Making more from less
When an album gets remastered to mark its 20th Anniversary re-release, as was the case with Jennifer Warnes’ “Famous Blue Raincoat: The Songs of Leonard Cohen” in 2008, it means it meant something — it did to me.
When 2008 seems like a helluva long time ago, as it does today, February 6, 2019, it means you’re getting older.
Ah, the last time we saw you, you looked so much older— Jennifer Warnes, Famous Blue Raincoat
Your famous blue raincoat was torn at the shoulder
You’d been to the station to meet every train
But she never turned up I mean Lili Marlene
And when you’re old enough to remember the original, un-remastered version (which I am and can) it means, at least to me, that you’re getting older than old. I can remember friends turning thirty the year the original was released and swore I’d never do something as tempting of chronic disease, diapers-remastered and death.
Even though I’m a Canadian, which means I’m supposed to be genetically predisposed to liking Trailer Park Boys, Céline Dion, Red Green and Tim Hortons coffee, (don’t get me started!) I didn’t. I loved the grit of Cohen’s lyrics but not the gravel in his voice.
Even though Pema Chödrön isn’t a Canadian, she’s the director of Gampo Abbey in Cape Breton, Nova Scotia.

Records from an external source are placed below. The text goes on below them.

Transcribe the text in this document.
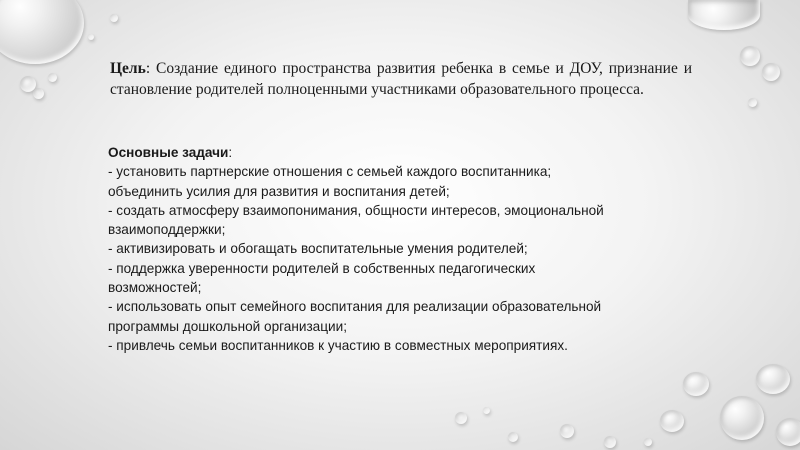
Цель: Создание единого пространства развития ребенка в семье и ДОУ, признание и становление родителей полноценными участниками образовательного процесса.

Основные задачи:
- установить партнерские отношения с семьей каждого воспитанника;
объединить усилия для развития и воспитания детей;
- создать атмосферу взаимопонимания, общности интересов, эмоциональной
взаимоподдержки;
- активизировать и обогащать воспитательные умения родителей;
- поддержка уверенности родителей в собственных педагогических
возможностей;
- использовать опыт семейного воспитания для реализации образовательной
программы дошкольной организации;
- привлечь семьи воспитанников к участию в совместных мероприятиях.
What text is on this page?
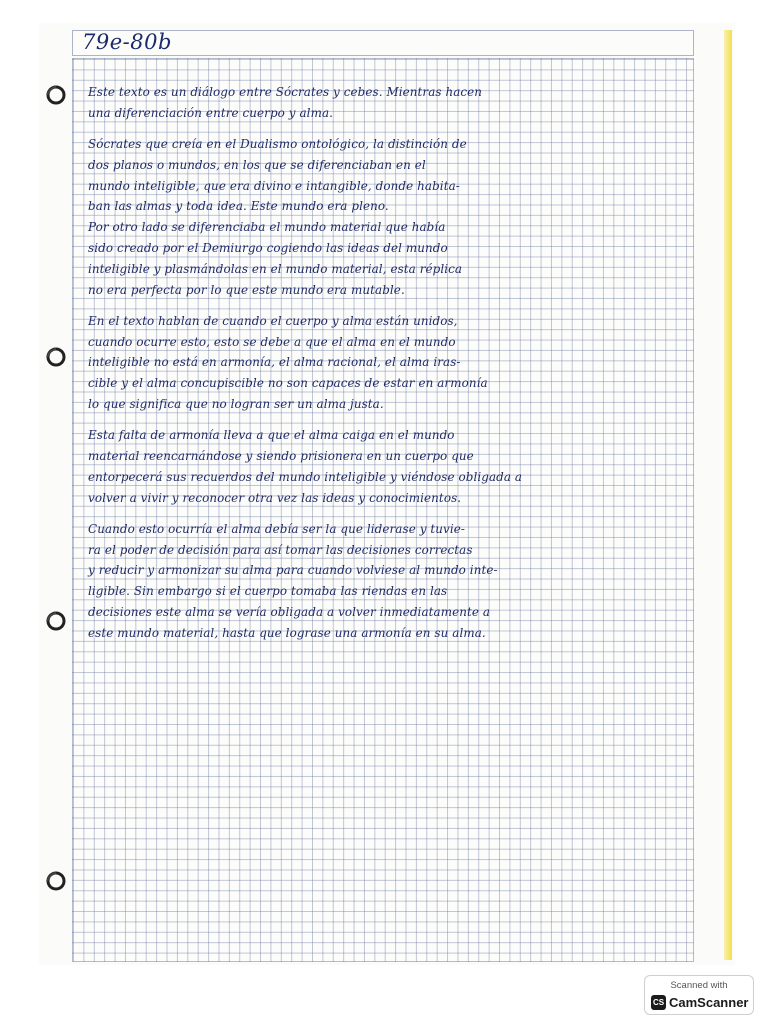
79e-80b

Este texto es un diálogo entre Sócrates y cebes. Mientras hacen
una diferenciación entre cuerpo y alma.

Sócrates que creía en el Dualismo ontológico, la distinción de
dos planos o mundos, en los que se diferenciaban en el
mundo inteligible, que era divino e intangible, donde habita-
ban las almas y toda idea. Este mundo era pleno.
Por otro lado se diferenciaba el mundo material que había
sido creado por el Demiurgo cogiendo las ideas del mundo
inteligible y plasmándolas en el mundo material, esta réplica
no era perfecta por lo que este mundo era mutable.

En el texto hablan de cuando el cuerpo y alma están unidos,
cuando ocurre esto, esto se debe a que el alma en el mundo
inteligible no está en armonía, el alma racional, el alma iras-
cible y el alma concupiscible no son capaces de estar en armonía
lo que significa que no logran ser un alma justa.

Esta falta de armonía lleva a que el alma caiga en el mundo
material reencarnándose y siendo prisionera en un cuerpo que
entorpecerá sus recuerdos del mundo inteligible y viéndose obligada a
volver a vivir y reconocer otra vez las ideas y conocimientos.

Cuando esto ocurría el alma debía ser la que liderase y tuvie-
ra el poder de decisión para así tomar las decisiones correctas
y reducir y armonizar su alma para cuando volviese al mundo inte-
ligible. Sin embargo si el cuerpo tomaba las riendas en las
decisiones este alma se vería obligada a volver inmediatamente a
este mundo material, hasta que lograse una armonía en su alma.

Scanned with
CS CamScanner
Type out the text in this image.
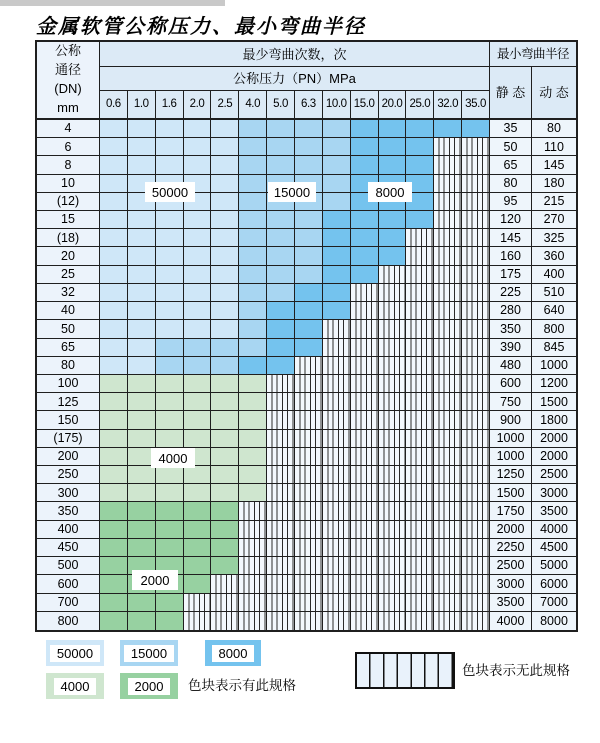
金属软管公称压力、最小弯曲半径
公称
通径
(DN)
mm
最少弯曲次数，次	最小弯曲半径
公称压力（PN）MPa
静 态	动 态
50000	15000	8000
4000
2000
0.6	1.0	1.6	2.0	2.5	4.0	5.0	6.3 10.0 15.0 20.0 25.0 32.0 35.0
4	35	80
6	50	110
8	65	145
10	80	180
(12)	95	215
15	120	270
(18)	145	325
20	160	360
25	175	400
32	225	510
40	280	640
50	350	800
65	390	845
80	480	1000
100	600	1200
125	750	1500
150	900	1800
(175)	1000	2000
200	1000	2000
250	1250	2500
300	1500	3000
350	1750	3500
400	2000	4000
450	2250	4500
500	2500	5000
600	3000	6000
700	3500	7000
800	4000	8000
50000	15000	8000
4000	2000	色块表示有此规格
色块表示无此规格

She regularly lectures about the Tibetan word, “shenpa” (getting hooked by triggers that trip you up into feeling “less than,” falling apart and getting lost) and, as you might expect, wrote a book called “When Things Fall Apart,” all of which are exactly what happen almost every time I’m faced with a blank page.

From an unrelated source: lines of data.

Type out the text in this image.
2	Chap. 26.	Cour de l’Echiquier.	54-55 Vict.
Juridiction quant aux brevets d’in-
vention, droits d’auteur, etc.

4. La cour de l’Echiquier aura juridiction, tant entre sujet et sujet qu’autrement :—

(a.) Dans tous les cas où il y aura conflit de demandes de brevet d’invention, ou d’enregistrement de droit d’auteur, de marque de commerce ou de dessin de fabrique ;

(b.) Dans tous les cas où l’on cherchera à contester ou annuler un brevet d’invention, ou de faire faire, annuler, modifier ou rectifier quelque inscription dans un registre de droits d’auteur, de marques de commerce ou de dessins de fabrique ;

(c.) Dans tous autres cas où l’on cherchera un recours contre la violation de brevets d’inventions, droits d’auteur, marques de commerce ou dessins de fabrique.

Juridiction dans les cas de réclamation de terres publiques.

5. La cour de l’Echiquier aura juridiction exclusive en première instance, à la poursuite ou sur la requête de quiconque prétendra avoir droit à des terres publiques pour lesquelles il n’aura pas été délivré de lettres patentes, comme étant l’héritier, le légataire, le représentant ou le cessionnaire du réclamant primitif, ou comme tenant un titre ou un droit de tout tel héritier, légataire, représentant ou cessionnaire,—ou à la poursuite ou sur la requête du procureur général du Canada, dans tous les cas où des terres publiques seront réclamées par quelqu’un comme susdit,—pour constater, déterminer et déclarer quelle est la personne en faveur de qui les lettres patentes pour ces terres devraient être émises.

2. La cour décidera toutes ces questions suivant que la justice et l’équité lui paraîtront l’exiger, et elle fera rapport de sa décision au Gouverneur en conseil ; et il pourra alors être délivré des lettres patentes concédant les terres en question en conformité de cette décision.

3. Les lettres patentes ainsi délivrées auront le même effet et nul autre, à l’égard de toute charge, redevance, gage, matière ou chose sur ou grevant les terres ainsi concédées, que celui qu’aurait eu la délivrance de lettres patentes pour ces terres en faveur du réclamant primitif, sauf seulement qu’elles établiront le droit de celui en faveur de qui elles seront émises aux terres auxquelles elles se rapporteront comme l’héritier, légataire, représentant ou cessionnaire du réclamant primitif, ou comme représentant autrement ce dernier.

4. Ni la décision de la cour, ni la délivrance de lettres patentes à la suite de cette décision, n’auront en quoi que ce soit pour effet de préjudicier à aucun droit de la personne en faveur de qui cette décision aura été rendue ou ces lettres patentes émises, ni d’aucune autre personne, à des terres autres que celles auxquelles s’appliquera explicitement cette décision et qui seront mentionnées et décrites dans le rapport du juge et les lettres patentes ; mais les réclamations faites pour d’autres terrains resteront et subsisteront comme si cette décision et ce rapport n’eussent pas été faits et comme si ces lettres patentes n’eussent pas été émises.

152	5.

This, “Less of Leonard Cohen” page serves to remind me that there’s more than one way away from shenpa (although ultimately it boils down to sitting down and writing one word and then another and another).
If you struggle to write anything from a cover letter to a love letter, I believe you can get somewhere from here.
The first section of this post is an excerpt from this Lion’s Roar Interview with Pema Chödrön.